Visits to the University can be arranged and an appointment made to speak with a disability adviser in order to discuss any support arrangements.

Pastoral care

All students are assigned a personal tutor who will be available throughout your studies to provide help and advice.

Lecturers, seminar supervisors, or course directors are available to discuss any concerns regarding individual course modules. Professional support staff are also available to assist and advise students about all matters related to the School.

Peer support

Peer mentoring schemes exist in many of the subject areas of the School and are run by second, third or fourth year students to help you make the most of your time at Manchester, both academically and socially.

Peer mentoring

We are a group of second and third year students and we can guide you through the rollercoaster that is your first year at university.

We are all Archaeology students, either single or joint honours, and so know exactly what issues you are likely to experience. Our backgrounds are from: Archaeology, Ancient History and Archaeology, Art History and Archaeology and Anthropology and Archaeology.

We can offer advice on a number of issues, including personal, general wellbeing and academic. Our support can range from course revision and essay help, to problems with halls of residence, or even where to find the best nights out. Since we are fellow students, we aim to be as approachable as possible. In addition to participating in Fresher's Week activities, we've allocated all First Years to a specific mentor who is personally responsible for their queries.

We'll be holding various events for First Years. These will include drop in revision sessions, talks on accommodation for second year, and discussion sessions on fieldwork opportunities and second year module choices. Look out for these throughout the year.

We've also got a Facebook group, through which you can contact the Peer Mentors privately or through public discussion, in addition to other First Years in Archaeology. Please feel free to contact us with any questions or problems at SALC-CAHA@manchester.ac.uk.

You can contact us if you have any general questions about peer mentoring, or would like to become a peer mentor yourself next year. It's a very rewarding experience and great for the CV.

Peer Assisted Study Sessions (PASS)

In addition to their lectures, seminars and practical classes, first year students have the opportunity to attend Peer Assisted Study Sessions (PASS). PASS is based on the established methods of Supplemental Instruction, which have been used in leading British and American universities for some decades. Trained student leaders facilitate study sessions in pairs, providing quality assured, interactive small-group collaborative learning, with a particular focus on study skills.

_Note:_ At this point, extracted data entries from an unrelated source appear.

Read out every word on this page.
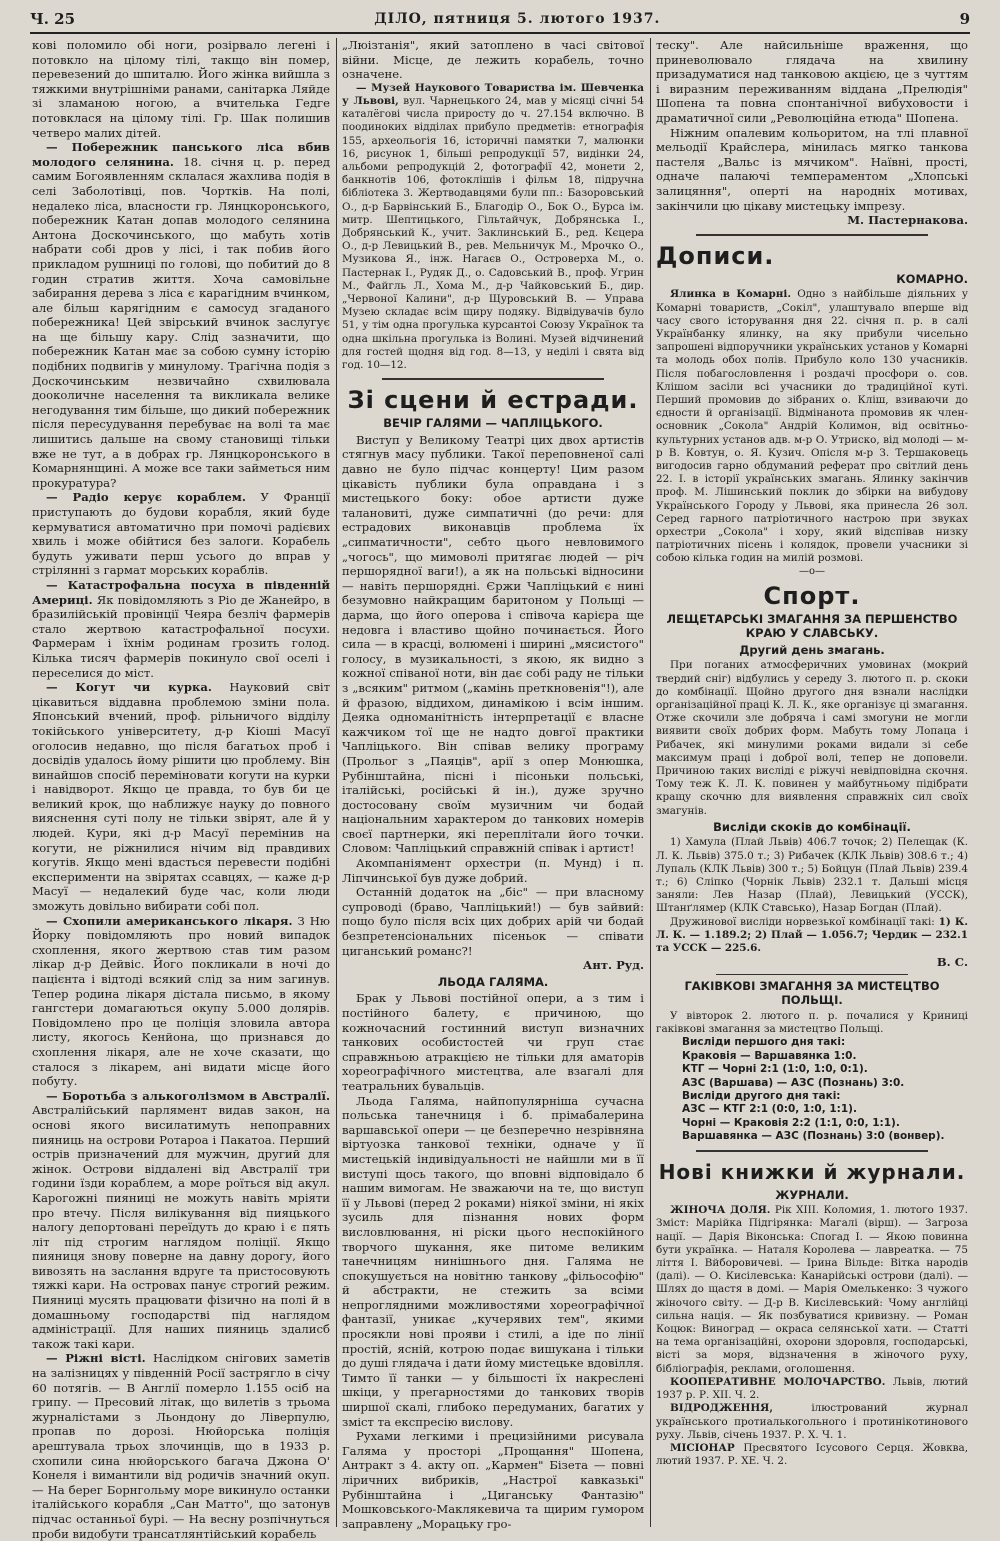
Ч. 25	ДІЛО, пятниця 5. лютого 1937.	9

кові поломило обі ноги, розірвало легені і потовкло на цілому тілі, такщо він помер, перевезений до шпиталю. Його жінка вийшла з тяжкими внутрішніми ранами, санітарка Ляйде зі зламаною ногою, а вчителька Гедге потовклася на цілому тілі. Гр. Шак полишив четверо малих дітей.

— Побережник панського ліса вбив молодого селянина. 18. січня ц. р. перед самим Богоявленням склалася жахлива подія в селі Заболотівці, пов. Чортків. На полі, недалеко ліса, власности гр. Лянцкоронського, побережник Катан допав молодого селянина Антона Доскочинського, що мабуть хотів набрати собі дров у лісі, і так побив його прикладом рушниці по голові, що побитий до 8 годин стратив життя. Хоча самовільне забирання дерева з ліса є карагідним вчинком, але більш карягідним є самосуд згаданого побережника! Цей звірський вчинок заслугує на ще більшу кару. Слід зазначити, що побережник Катан має за собою сумну історію подібних подвигів у минулому. Трагічна подія з Доскочинським незвичайно схвилювала дооколичне населення та викликала велике негодування тим більше, що дикий побережник після пересудування перебуває на волі та має лишитись дальше на свому становищі тільки вже не тут, а в добрах гр. Лянцкоронського в Комарнянщині. А може все таки займеться ним прокуратура?

— Радіо керує кораблем. У Франції приступають до будови корабля, який буде кермуватися автоматично при помочі радієвих хвиль і може обійтися без залоги. Корабель будуть уживати перш усього до вправ у стрілянні з гармат морських кораблів.

— Катастрофальна посуха в південній Америці. Як повідомляють з Ріо де Жанейро, в бразилійській провінції Чеяра безліч фармерів стало жертвою катастрофальної посухи. Фармерам і їхнім родинам грозить голод. Кілька тисяч фармерів покинуло свої оселі і переселися до міст.

— Когут чи курка. Науковий світ цікавиться віддавна проблемою зміни пола. Японський вчений, проф. рільничого відділу токійського університету, д-р Кіоші Масуї оголосив недавно, що після багатьох проб і досвідів удалось йому рішити цю проблему. Він винайшов спосіб переміновати когути на курки і навідворот. Якщо це правда, то був би це великий крок, що наближує науку до повного вияснення суті полу не тільки звірят, але й у людей. Кури, які д-р Масуї перемінив на когути, не ріжнилися нічим від правдивих когутів. Якщо мені вдасться перевести подібні експерименти на звірятах ссавцях, — каже д-р Масуї — недалекий буде час, коли люди зможуть довільно вибирати собі пол.

— Схопили американського лікаря. З Ню Йорку повідомляють про новий випадок схоплення, якого жертвою став тим разом лікар д-р Дейвіс. Його покликали в ночі до пацієнта і відтоді всякий слід за ним загинув. Тепер родина лікаря дістала письмо, в якому гангстери домагаються окупу 5.000 долярів. Повідомлено про це поліція зловила автора листу, якогось Кенйона, що признався до схоплення лікаря, але не хоче сказати, що сталося з лікарем, ані видати місце його побуту.

— Боротьба з алькоголізмом в Австралії. Австралійський парлямент видав закон, на основі якого висилатимуть непоправних пияниць на острови Ротароа і Пакатоа. Перший острів призначений для мужчин, другий для жінок. Острови віддалені від Австралії три години їзди кораблем, а море роїться від акул. Карогожні пияниці не можуть навіть мріяти про втечу. Після вилікування від пияцького налогу депортовані переїдуть до краю і є пять літ під строгим наглядом поліції. Якщо пияниця знову поверне на давну дорогу, його вивозять на заслання вдруге та пристосовують тяжкі кари. На островах панує строгий режим. Пияниці мусять працювати фізично на полі й в домашньому господарстві під наглядом адміністрації. Для наших пияниць здалисб також такі кари.

— Ріжні вісті. Наслідком снігових заметів на залізницях у південній Росії застрягло в січу 60 потягів. — В Англії померло 1.155 осіб на грипу. — Пресовий літак, що вилетів з трьома журналістами з Льондону до Ліверпулю, пропав по дорозі. Нюйорська поліція арештувала трьох злочинців, що в 1933 р. схопили сина нюйорського багача Джона О' Конеля і вимантили від родичів значний окуп. — На берег Борнгольму море викинуло останки італійського корабля „Сан Матто", що затонув підчас останньої бурі. — На весну розпічнуться проби видобути трансатлянтійський корабель

„Люізтанія", який затоплено в часі світової війни. Місце, де лежить корабель, точно означене.

— Музей Наукового Товариства ім. Шевченка у Львові, вул. Чарнецького 24, мав у місяці січні 54 каталёгові числа приросту до ч. 27.154 включно. В поодиноких відділах прибуло предметів: етнографія 155, археольогія 16, історичні памятки 7, малюнки 16, рисунок 1, більші репродукції 57, видінки 24, альбоми репродукцій 2, фотографії 42, монети 2, банкнотів 106, фотоклішів і фільм 18, підручна бібліотека 3. Жертводавцями були пп.: Базоровський О., д-р Барвінський Б., Благодір О., Бок О., Бурса ім. митр. Шептицького, Гільтайчук, Добрянська І., Добрянський К., учит. Заклинський Б., ред. Кєцера О., д-р Левицький В., рев. Мельничук М., Мрочко О., Музикова Я., інж. Нагаєв О., Островерха М., о. Пастернак І., Рудяк Д., о. Садовський В., проф. Угрин М., Файгль Л., Хома М., д-р Чайковський Б., дир. „Червоної Калини", д-р Щуровський В. — Управа Музею складає всім щиру подяку. Відвідувачів було 51, у тім одна прогулька курсантоі Союзу Українок та одна шкільна прогулька із Волині. Музей відчинений для гостей щодня від год. 8—13, у неділі і свята від год. 10—12.

Зі сцени й естради.
ВЕЧІР ГАЛЯМИ — ЧАПЛІЦЬКОГО.

Виступ у Великому Театрі цих двох артистів стягнув масу публики. Такої переповненої салі давно не було підчас концерту! Цим разом цікавість публики була оправдана і з мистецького боку: обое артисти дуже талановиті, дуже симпатичні (до речи: для естрадових виконавців проблема їх „сипматичности", себто цього невловимого „чогось", що мимоволі притягає людей — річ першорядної ваги!), а як на польські відносини — навіть першорядні. Єржи Чапліцький є нині безумовно найкращим баритоном у Польщі — дарма, що його оперова і співоча карієра ще недовга і властиво щойно починається. Його сила — в красці, волюмені і ширині „мясистого" голосу, в музикальності, з якою, як видно з кожної співаної ноти, він дає собі раду не тільки з „всяким" ритмом („камінь преткновенія"!), але й фразою, віддихом, динамікою і всім іншим. Деяка одноманітність інтерпретації є власне кажчиком тої ще не надто довгої практики Чапліцького. Він співав велику програму (Прольог з „Паяців", арії з опер Монюшка, Рубінштайна, пісні і пісоньки польські, італійські, російські й ін.), дуже зручно достосовану своїм музичним чи бодай національним характером до танкових номерів своєї партнерки, які переплітали його точки. Словом: Чапліцький справжній співак і артист!

Акомпаніямент орхестри (п. Мунд) і п. Ліпчинської був дуже добрий.

Останній додаток на „біс" — при власному супроводі (браво, Чапліцький!) — був зайвий: пощо було після всіх цих добрих арій чи бодай безпретенсіональних пісеньок — співати циганський романс?!

Ант. Руд.
ЛЬОДА ГАЛЯМА.

Брак у Львові постійної опери, а з тим і постійного балету, є причиною, що кожночасний гостинний виступ визначних танкових особистостей чи груп стає справжньою атракцією не тільки для аматорів хореографічного мистецтва, але взагалі для театральних бувальців.

Льода Галяма, найпопулярніша сучасна польська танечниця і б. прімабалерина варшавської опери — це безперечно незрівняна віртуозка танкової техніки, одначе у її мистецькій індивідуальності не найшли ми в її виступі щось такого, що вповні відповідало б нашим вимогам. Не зважаючи на те, що виступ її у Львові (перед 2 роками) ніякої зміни, ні якіх зусиль для пізнання нових форм висловлювання, ні ріски цього неспокійного творчого шукання, яке питоме великим танечницям нинішнього дня. Галяма не спокушується на новітню танкову „фільософію" й абстракти, не стежить за всіми непроглядними можливостями хореографічної фантазії, уникає „кучерявих тем", якими просякли нові прояви і стилі, а іде по лінії простій, ясній, котрою подає вишукана і тільки до душі глядача і дати йому мистецьке вдовілля. Тимто її танки — у більшості їх накреслені шкіци, у прегарностями до танкових творів ширшої скалі, глибоко передуманих, багатих у зміст та експресію вислову.

Рухами легкими і прецизійними рисувала Галяма у просторі „Прощання" Шопена, Антракт з 4. акту оп. „Кармен" Бізета — повні ліричних вибриків, „Настрої кавказькі" Рубінштайна і „Циганську Фантазію" Мошковського-Маклякевича та щирим гумором заправлену „Морацьку гро-

теску". Але найсильніше враження, що приневолювало глядача на хвилину призадуматися над танковою акцією, це з чуттям і виразним переживанням віддана „Прелюдія" Шопена та повна спонтанічної вибуховости і драматичної сили „Революційна етюда" Шопена.

Ніжним опалевим кольоритом, на тлі плавної мельодії Крайслера, мінилась мягко танкова пастеля „Вальс із мячиком". Наївні, прості, одначе палаючі темпераментом „Хлопські залицяння", оперті на народніх мотивах, закінчили цю цікаву мистецьку імпрезу.

М. Пастернакова.
Дописи.
КОМАРНО.

Ялинка в Комарні. Одно з найбільше діяльних у Комарні товариств, „Сокіл", улаштувало вперше від часу свого історування дня 22. січня п. р. в салі Українбанку ялинку, на яку прибули чисельно запрошені відпоручники українських установ у Комарні та молодь обох полів. Прибуло коло 130 учасників. Після побагословлення і роздачі просфори о. сов. Клішом засіли всі учасники до традиційної куті. Перший промовив до зібраних о. Кліш, взиваючи до єдности й організації. Відмінанота промовив як член-основник „Сокола" Андрій Колимон, від освітньо-культурних установ адв. м-р О. Утриско, від молоді — м-р В. Ковтун, о. Я. Кузич. Опісля м-р З. Тершаковець вигодосив гарно обдуманий реферат про світлий день 22. І. в історії українських змагань. Ялинку закінчив проф. М. Лішинський поклик до збірки на вибудову Українського Городу у Львові, яка принесла 26 зол. Серед гарного патріотичного настрою при звуках орхестри „Сокола" і хору, який відспівав низку патріотичних пісень і колядок, провели учасники зі собою кілька годин на милій розмові.

—о—
Спорт.
ЛЕЩЕТАРСЬКІ ЗМАГАННЯ ЗА ПЕРШЕНСТВО КРАЮ У СЛАВСЬКУ.
Другий день змагань.

При поганих атмосферичних умовинах (мокрий твердий сніг) відбулись у середу 3. лютого п. р. скоки до комбінації. Щойно другого дня взнали наслідки організаційної праці К. Л. К., яке організує ці змагання. Отже скочили зле добряча і самі змогуни не могли виявити своїх добрих форм. Мабуть тому Лопаца і Рибачек, які минулими роками видали зі себе максимум праці і доброї волі, тепер не доповели. Причиною таких висліді є ріжучі невідповідна скочня. Тому теж К. Л. К. повинен у майбутньому підібрати кращу скочню для виявлення справжніх сил своїх змагунів.

Висліди скоків до комбінації.

1) Хамула (Плай Львів) 406.7 точок; 2) Пелещак (К. Л. К. Львів) 375.0 т.; 3) Рибачек (КЛК Львів) 308.6 т.; 4) Лупаль (КЛК Львів) 300 т.; 5) Бойцун (Плай Львів) 239.4 т.; 6) Сліпко (Чорнік Львів) 232.1 т. Дальші місця заняли: Лев Назар (Плай), Левицький (УССК), Штанґлямер (КЛК Ставсько), Назар Богдан (Плай).

Дружинової висліди норвезької комбінації такі: 1) К. Л. К. — 1.189.2; 2) Плай — 1.056.7; Чердик — 232.1 та УССК — 225.6.

В. С.
ГАКІВКОВІ ЗМАГАННЯ ЗА МИСТЕЦТВО ПОЛЬЩІ.

У вівторок 2. лютого п. р. почалися у Криниці гаківкові змагання за мистецтво Польщі.

Висліди першого дня такі:
Краковія — Варшавянка 1:0.
КТГ — Чорні 2:1 (1:0, 1:0, 0:1).
АЗС (Варшава) — АЗС (Познань) 3:0.
Висліди другого дня такі:
АЗС — КТГ 2:1 (0:0, 1:0, 1:1).
Чорні — Краковія 2:2 (1:1, 0:0, 1:1).
Варшавянка — АЗС (Познань) 3:0 (вонвер).
Нові книжки й журнали.
ЖУРНАЛИ.

ЖІНОЧА ДОЛЯ. Рік XIII. Коломия, 1. лютого 1937. Зміст: Марійка Підгірянка: Магалі (вірш). — Загроза нації. — Дарія Віконська: Спогад І. — Якою повинна бути українка. — Наталя Королева — лавреатка. — 75 ліття І. Вйборовичеві. — Ірина Вільде: Вітка народів (далі). — О. Кисілевська: Канарійські острови (далі). — Шлях до щастя в домі. — Марія Омелькенко: З чужого жіночого світу. — Д-р В. Кисілевський: Чому англійці сильна нація. — Як позбуватися кривизну. — Роман Коцюк: Виноград — окраса селянської хати. — Статті на тема організаційні, охорони здоровля, господарські, вісті за моря, відзначення в жіночого руху, бібліографія, реклами, оголошення.

КООПЕРАТИВНЕ МОЛОЧАРСТВО. Львів, лютий 1937 р. Р. XII. Ч. 2.

ВІДРОДЖЕННЯ,	ілюстрований журнал українського протиалькогольного і протинікотинового руху. Львів, січень 1937. Р. Х. Ч. 1.

МІСІОНАР Пресвятого Ісусового Серця. Жовква, лютий 1937. Р. ХЕ. Ч. 2.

PASS is confidential and takes place in timetabled sessions. It is based on course materials, and the students themselves set the session agenda.  PASS supplements the core curriculum, and provides opportunities for PASS leaders (generally second and third year students) to shared their experience, and to facilitate discussion rather than re-teach the subject. PASS benefits all students, regardless of academic performance. Students compare notes, clarify what they read and hear, analyse, criticise, question and seek clarification of ideas.

Personal Development Plans (PDP)

Personal Development Plans (PDP) help you to monitor and plan your academic and personal skills development. 

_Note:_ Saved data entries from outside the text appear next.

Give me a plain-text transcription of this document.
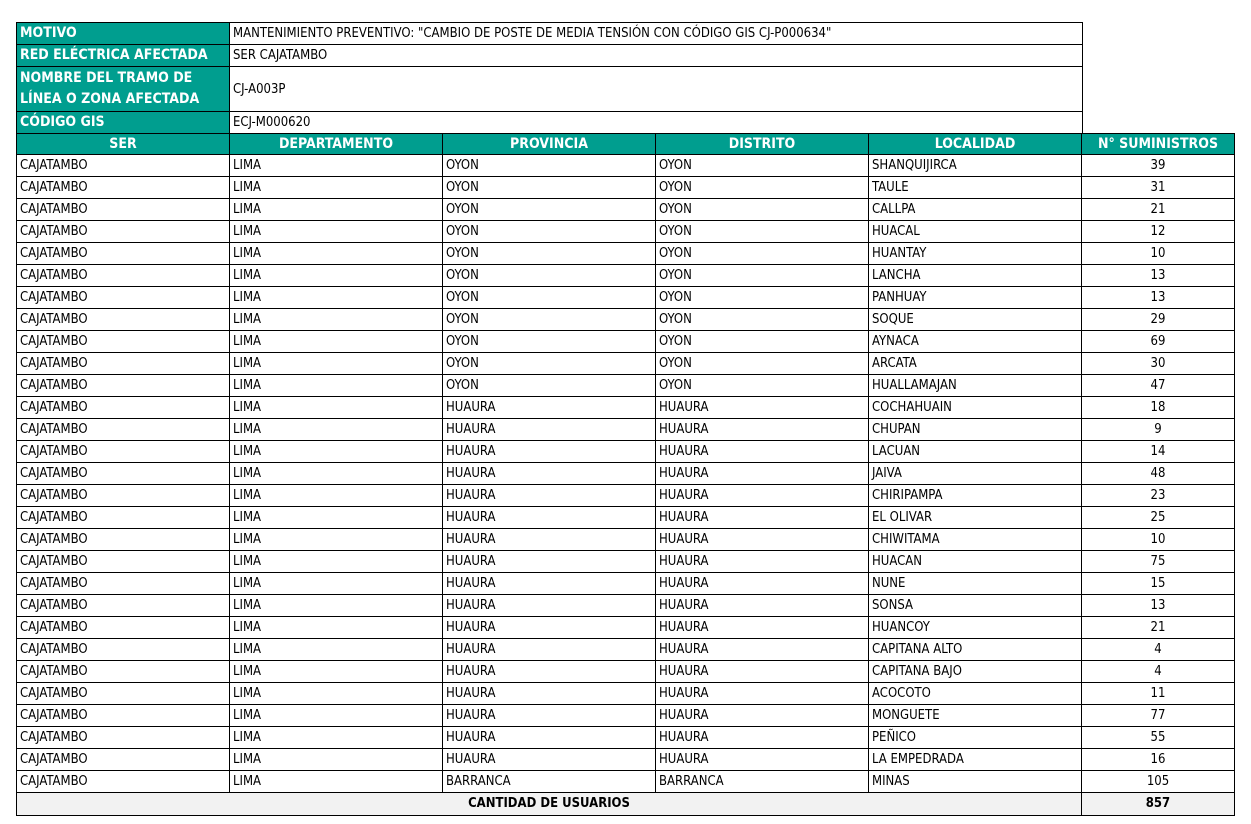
MOTIVO	MANTENIMIENTO PREVENTIVO: "CAMBIO DE POSTE DE MEDIA TENSIÓN CON CÓDIGO GIS CJ-P000634"
RED ELÉCTRICA AFECTADA	SER CAJATAMBO
NOMBRE DEL TRAMO DE LÍNEA O ZONA AFECTADA	CJ-A003P
CÓDIGO GIS	ECJ-M000620
SER	DEPARTAMENTO	PROVINCIA	DISTRITO	LOCALIDAD	N° SUMINISTROS
CAJATAMBO	LIMA	OYON	OYON	SHANQUIJIRCA	39
CAJATAMBO	LIMA	OYON	OYON	TAULE	31
CAJATAMBO	LIMA	OYON	OYON	CALLPA	21
CAJATAMBO	LIMA	OYON	OYON	HUACAL	12
CAJATAMBO	LIMA	OYON	OYON	HUANTAY	10
CAJATAMBO	LIMA	OYON	OYON	LANCHA	13
CAJATAMBO	LIMA	OYON	OYON	PANHUAY	13
CAJATAMBO	LIMA	OYON	OYON	SOQUE	29
CAJATAMBO	LIMA	OYON	OYON	AYNACA	69
CAJATAMBO	LIMA	OYON	OYON	ARCATA	30
CAJATAMBO	LIMA	OYON	OYON	HUALLAMAJAN	47
CAJATAMBO	LIMA	HUAURA	HUAURA	COCHAHUAIN	18
CAJATAMBO	LIMA	HUAURA	HUAURA	CHUPAN	9
CAJATAMBO	LIMA	HUAURA	HUAURA	LACUAN	14
CAJATAMBO	LIMA	HUAURA	HUAURA	JAIVA	48
CAJATAMBO	LIMA	HUAURA	HUAURA	CHIRIPAMPA	23
CAJATAMBO	LIMA	HUAURA	HUAURA	EL OLIVAR	25
CAJATAMBO	LIMA	HUAURA	HUAURA	CHIWITAMA	10
CAJATAMBO	LIMA	HUAURA	HUAURA	HUACAN	75
CAJATAMBO	LIMA	HUAURA	HUAURA	NUNE	15
CAJATAMBO	LIMA	HUAURA	HUAURA	SONSA	13
CAJATAMBO	LIMA	HUAURA	HUAURA	HUANCOY	21
CAJATAMBO	LIMA	HUAURA	HUAURA	CAPITANA ALTO	4
CAJATAMBO	LIMA	HUAURA	HUAURA	CAPITANA BAJO	4
CAJATAMBO	LIMA	HUAURA	HUAURA	ACOCOTO	11
CAJATAMBO	LIMA	HUAURA	HUAURA	MONGUETE	77
CAJATAMBO	LIMA	HUAURA	HUAURA	PEÑICO	55
CAJATAMBO	LIMA	HUAURA	HUAURA	LA EMPEDRADA	16
CAJATAMBO	LIMA	BARRANCA	BARRANCA	MINAS	105
CANTIDAD DE USUARIOS					857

They are designed to prompt reflection and raise awareness of the skills you have developed through your studies and elsewhere by:

  • Helping you plan and manage your own learning and development
  • Raising your awareness of the transferable skills employers are looking for when hiring graduates
  • Prompting discussion with your personal tutor and improve communication between you.

More information about the PDP scheme is on the School intranet for current students. 

Other University support services

University support services also include:

  • The Student Services Centre, a single point of contact for most of the administrative tasks you need to carry out as a student.
  • The Central Academic Advisory Service is a service of information and advice open to all University of Manchester students, who can use the service at any time.  The advisers have extensive experience of dealing with student problems and offer confidential advice on any matters relating to students' academic work.
  • The Disability Support Office exists to help all students who have a disability of any kind. It will provide students with practical support and guidance, assist them to make use of technological aids and inform disciplines where special provisions need to be made for them.